Après avoir fait le constat que les déchets s’accumulent, l’économie devient circulaire, le recyclage en vogue. L’idée de l’économie circulaire – à contrario de l’économie classique « linéaire » qui ne pense pas le recyclage – est qu’on peut continuer à produire et consommer toujours plus en fabriquant des produits soit-disant durables et recyclabes. Mais cette idée repose sur le mythe d’un recyclage infini et une logique de croissance, quand il faudrait réduire notre production. Pire, l’industrie du recyclage rejoue les logiques capitalistes de concurrence et d’impérialisme. Elle exporte massivement des déchets plastiques en Asie du Sud-Est, au point qu’en 2019, le gouvernement chinois a interdit l’importation de nombreux déchets plastique sur son territoire.
La construction d’objets plus solides, qu’on peut réparer, comme cela est proposé et développé dans les ressourceries, est une réelle alternative à la sur-production existante. Mais ces initiatives sont récupérées et donnent l’illusion qu’on peut produire et faire de la croissance sans extraction de matières premières, mais en cercle fermé. C’est un discours fallacieux et dangereux. Ne laissons pas récupérer les alternatives locales dans le système marchand (1), et préférons les objets sans électronique plus facilement réparables, sans piles ou plastiques, et surtout le réemploi avant l’achat.
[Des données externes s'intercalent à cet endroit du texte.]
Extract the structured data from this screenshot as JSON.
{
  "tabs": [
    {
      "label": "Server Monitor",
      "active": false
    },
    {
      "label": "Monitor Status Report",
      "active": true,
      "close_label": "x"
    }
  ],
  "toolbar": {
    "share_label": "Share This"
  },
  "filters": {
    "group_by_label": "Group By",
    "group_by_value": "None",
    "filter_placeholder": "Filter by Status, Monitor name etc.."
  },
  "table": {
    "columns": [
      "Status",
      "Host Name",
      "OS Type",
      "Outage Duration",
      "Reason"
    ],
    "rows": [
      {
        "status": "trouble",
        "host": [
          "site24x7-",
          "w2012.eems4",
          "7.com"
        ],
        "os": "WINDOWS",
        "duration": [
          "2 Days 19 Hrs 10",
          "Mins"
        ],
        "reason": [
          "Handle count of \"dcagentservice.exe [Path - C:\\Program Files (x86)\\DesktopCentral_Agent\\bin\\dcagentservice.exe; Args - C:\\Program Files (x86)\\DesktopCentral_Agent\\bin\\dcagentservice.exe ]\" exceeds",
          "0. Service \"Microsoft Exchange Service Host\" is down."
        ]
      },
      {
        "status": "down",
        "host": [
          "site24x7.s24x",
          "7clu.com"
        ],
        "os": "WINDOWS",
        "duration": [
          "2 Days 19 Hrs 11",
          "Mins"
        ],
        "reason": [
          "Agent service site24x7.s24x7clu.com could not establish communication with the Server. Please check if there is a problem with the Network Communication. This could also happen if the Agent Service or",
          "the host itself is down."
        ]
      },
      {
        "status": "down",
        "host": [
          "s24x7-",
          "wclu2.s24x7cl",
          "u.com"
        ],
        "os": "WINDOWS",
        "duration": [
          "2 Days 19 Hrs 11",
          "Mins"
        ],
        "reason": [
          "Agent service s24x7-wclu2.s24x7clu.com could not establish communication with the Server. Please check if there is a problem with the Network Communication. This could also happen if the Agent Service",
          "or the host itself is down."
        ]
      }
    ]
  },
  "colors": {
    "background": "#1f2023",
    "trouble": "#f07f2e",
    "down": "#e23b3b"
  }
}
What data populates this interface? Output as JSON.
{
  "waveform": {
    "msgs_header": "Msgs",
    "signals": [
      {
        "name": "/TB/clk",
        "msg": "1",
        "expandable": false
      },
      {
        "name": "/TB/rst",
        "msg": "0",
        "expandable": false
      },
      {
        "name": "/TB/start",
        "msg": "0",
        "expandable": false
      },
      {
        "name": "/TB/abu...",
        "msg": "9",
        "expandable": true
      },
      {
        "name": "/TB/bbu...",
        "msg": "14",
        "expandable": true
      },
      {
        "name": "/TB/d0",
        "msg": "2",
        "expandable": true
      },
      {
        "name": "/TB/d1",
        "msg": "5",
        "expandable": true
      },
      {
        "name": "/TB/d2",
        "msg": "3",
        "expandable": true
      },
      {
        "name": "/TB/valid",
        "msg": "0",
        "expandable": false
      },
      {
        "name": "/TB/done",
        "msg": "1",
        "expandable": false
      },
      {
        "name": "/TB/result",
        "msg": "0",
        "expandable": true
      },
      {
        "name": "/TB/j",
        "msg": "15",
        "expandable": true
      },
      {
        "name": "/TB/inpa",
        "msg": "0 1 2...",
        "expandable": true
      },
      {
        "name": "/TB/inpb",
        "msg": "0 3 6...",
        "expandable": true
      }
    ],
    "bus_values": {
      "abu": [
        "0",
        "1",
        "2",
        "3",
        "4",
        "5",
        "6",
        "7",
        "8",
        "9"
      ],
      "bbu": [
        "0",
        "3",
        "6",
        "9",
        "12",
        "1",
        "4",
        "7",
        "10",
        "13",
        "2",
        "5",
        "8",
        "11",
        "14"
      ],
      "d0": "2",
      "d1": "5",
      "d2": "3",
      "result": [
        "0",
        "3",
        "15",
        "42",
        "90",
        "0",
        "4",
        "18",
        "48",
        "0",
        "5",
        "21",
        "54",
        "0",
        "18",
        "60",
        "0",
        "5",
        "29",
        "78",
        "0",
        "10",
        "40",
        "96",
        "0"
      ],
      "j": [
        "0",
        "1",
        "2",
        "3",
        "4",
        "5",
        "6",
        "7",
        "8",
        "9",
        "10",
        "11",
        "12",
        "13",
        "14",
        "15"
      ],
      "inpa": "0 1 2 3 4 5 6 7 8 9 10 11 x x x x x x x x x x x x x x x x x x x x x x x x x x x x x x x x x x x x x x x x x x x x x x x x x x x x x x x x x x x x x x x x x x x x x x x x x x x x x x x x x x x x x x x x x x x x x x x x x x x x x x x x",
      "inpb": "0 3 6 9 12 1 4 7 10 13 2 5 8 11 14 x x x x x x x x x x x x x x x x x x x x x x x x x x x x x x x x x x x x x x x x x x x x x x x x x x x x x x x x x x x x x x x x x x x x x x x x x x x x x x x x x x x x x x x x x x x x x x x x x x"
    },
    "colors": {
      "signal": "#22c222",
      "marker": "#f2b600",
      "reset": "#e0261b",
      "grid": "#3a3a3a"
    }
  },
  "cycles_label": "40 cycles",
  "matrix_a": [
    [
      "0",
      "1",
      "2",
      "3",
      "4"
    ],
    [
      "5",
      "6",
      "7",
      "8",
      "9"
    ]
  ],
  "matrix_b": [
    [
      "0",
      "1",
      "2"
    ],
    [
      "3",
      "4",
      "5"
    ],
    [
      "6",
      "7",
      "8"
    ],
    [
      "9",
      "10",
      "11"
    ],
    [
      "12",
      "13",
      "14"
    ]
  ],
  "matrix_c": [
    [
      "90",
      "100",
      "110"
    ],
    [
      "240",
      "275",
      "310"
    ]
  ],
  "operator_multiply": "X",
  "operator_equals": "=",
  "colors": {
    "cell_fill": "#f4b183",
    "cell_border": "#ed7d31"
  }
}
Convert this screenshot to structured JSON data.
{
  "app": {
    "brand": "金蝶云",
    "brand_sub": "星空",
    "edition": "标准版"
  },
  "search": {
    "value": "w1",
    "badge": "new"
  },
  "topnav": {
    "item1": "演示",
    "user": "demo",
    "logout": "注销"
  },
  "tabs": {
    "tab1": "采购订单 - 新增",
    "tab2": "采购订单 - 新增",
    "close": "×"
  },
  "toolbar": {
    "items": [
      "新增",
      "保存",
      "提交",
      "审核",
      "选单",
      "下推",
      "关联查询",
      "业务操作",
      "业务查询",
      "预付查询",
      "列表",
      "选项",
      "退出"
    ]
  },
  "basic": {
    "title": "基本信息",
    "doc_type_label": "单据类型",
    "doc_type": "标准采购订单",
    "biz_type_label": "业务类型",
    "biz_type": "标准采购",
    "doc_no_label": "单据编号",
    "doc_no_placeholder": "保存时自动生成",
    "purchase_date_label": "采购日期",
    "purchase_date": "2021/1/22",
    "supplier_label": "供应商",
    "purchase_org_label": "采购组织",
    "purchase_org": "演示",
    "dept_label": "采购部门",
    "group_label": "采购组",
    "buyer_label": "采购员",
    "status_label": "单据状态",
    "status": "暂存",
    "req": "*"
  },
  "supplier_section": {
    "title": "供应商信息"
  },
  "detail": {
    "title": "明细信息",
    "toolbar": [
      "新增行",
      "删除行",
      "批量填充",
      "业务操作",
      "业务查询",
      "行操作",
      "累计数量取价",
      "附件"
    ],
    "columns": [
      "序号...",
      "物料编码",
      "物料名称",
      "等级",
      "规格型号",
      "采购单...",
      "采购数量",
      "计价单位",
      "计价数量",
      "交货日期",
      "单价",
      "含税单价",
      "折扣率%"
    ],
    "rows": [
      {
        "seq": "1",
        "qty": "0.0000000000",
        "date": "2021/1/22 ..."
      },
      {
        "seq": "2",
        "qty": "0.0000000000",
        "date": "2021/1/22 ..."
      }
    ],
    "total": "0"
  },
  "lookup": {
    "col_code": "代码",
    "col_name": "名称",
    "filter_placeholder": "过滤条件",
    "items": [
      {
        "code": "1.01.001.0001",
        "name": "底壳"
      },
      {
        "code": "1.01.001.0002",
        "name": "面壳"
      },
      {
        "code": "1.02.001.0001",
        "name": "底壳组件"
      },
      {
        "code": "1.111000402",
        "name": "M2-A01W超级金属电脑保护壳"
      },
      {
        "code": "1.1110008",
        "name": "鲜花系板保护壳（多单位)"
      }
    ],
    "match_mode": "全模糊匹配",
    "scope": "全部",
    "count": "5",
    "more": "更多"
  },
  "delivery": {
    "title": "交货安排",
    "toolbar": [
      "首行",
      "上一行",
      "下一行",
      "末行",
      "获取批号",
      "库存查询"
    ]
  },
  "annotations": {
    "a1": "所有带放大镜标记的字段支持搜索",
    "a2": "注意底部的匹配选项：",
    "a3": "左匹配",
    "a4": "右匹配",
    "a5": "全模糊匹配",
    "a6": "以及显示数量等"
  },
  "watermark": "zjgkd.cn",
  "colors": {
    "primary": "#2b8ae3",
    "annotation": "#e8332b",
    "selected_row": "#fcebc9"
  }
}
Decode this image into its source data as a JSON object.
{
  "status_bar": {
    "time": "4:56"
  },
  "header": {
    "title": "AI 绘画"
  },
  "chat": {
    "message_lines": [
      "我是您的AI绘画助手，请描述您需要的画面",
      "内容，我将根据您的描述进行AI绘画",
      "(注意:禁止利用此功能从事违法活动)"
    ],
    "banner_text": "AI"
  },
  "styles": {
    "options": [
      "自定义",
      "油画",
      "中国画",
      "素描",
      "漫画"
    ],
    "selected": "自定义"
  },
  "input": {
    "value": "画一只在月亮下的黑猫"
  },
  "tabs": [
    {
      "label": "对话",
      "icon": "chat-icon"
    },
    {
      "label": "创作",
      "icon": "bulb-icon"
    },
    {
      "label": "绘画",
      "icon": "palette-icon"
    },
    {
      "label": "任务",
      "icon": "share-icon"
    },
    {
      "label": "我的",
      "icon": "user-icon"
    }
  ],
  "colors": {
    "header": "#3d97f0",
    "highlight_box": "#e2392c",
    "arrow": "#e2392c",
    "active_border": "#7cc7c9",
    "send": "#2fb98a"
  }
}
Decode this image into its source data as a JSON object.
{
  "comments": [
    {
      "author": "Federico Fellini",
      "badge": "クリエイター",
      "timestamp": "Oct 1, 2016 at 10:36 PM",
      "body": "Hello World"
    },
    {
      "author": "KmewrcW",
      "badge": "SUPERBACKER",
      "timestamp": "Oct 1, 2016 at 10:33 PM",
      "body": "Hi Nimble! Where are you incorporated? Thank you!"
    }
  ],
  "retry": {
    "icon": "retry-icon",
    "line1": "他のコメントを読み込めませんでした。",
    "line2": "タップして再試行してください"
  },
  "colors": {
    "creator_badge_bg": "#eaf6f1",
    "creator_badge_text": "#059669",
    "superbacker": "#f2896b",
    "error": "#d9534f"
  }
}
Ce dossier réaffirme que si ces démarches individuelles vont dans le bon sens, on ne peut faire l’économie d’une démarche collective de remise en cause du « système recyclage », comme le rappelle Flore Berlingen, ancienne directrice de Zero Waste France. Et de distinguer plusieurs démarches, la réutilisation (achat d’occasion ou réparation), qui peut se faire à l’échelle locale, ne pouvant être comparée au recyclage, qui suppose le démontage de l’objet, la séparation des matériaux pour en refaire de la matière première... ce qui n’est que rarement possible ou bien trop cher à petite échelle, comme le montre l’expérience ratée de La Boucle Verte.
Et rappelons que le meilleur déchet reste celui qu’on ne produit pas.
Michel Bernard et Martha Gilson
(1) Des formes d’entraide et d’écologie locale hier gratuites (partage d’outils, SEL, etc.), permettant de changer de paradigme face au système consumériste, sont aujourd’hui reprises par des start-ups ou grands groupes industriels qui les brevettent et en font de nouveaux « concepts » à base de numérique, intégrés dans l’économie marchande.